I am trying to get the membership of a group in WSS 3.0. I am doing this in an elevated permissions block. Here is the code:
SPSecurity.RunWithElevatedPrivileges(delegate()
{
using (SPSite site = new SPSite(SPContext.Current.Site.ID))
{
using (SPWeb rootWeb = site.RootWeb)
{
SPGroup gAdmins = rootWeb.SiteGroups["Admins"];
}
}
});
I get taken to the "access denied" SharePoint screen when I run this code. The group exists. The identity of the application pool for the web application is in the dbo role in the content database. The code works on my development server, but not on another server, which leads me to believe there is something wrong with the permissions or configuration on this server, maybe something in dcomcnfg?
Here are some lines from the SharePoint log that seem to be related:
PermissionMask check failed. asking for 0x08000000, have 0x00000000 Unknown SPRequest error occurred. More information: 0x80070005 Access Denied for /Pages/UserAdmin.aspx. StackTrace: Microsoft.SharePoint.Utilities.SPUtility:Void HandleAccessDenied(System.Exception), Microsoft.SharePoint.SPGlobal:Void HandleUnauthorizedAccessException(System.UnauthorizedAccessException), ....
[UserAdmin.aspx hosts my custom web part containing the code]
It looks like this was happening because I was running in elevated privileges. This is a non-extended FBA site, which means that domain accounts do not and cannot have any access to it.

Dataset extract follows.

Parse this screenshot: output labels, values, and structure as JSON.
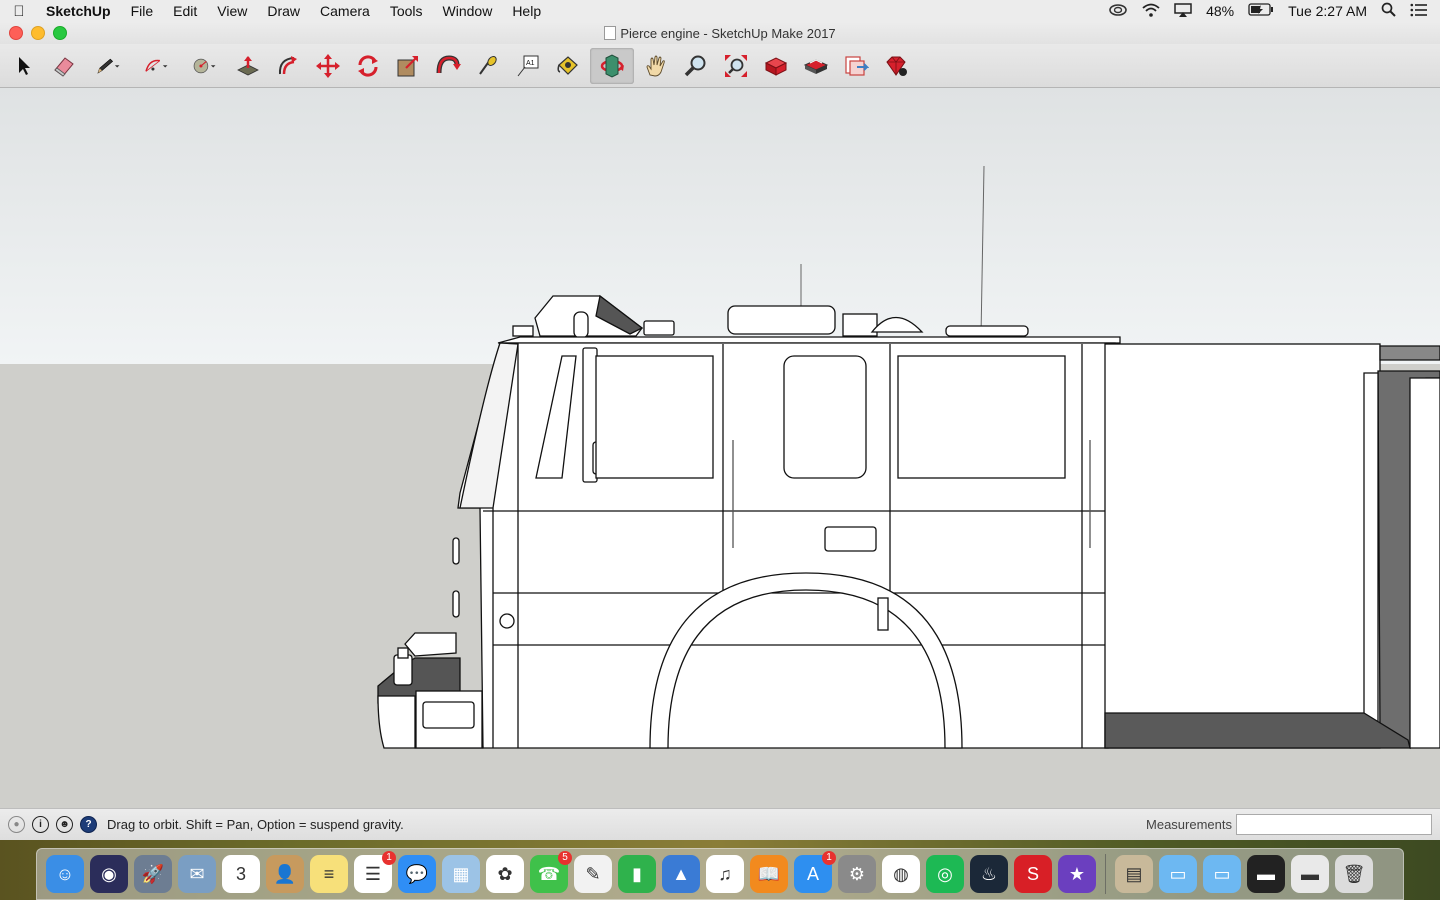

When you run in elevated privileges, you run as the app pool identity, which is typically a domain account. WSS then throws an error because you have suddenly switched from a FBA user to a domain user who has no access to the site.
If you extend the site to use Windows Authentication in addition to FBA, you can grant access to the site to the domain user and it should work.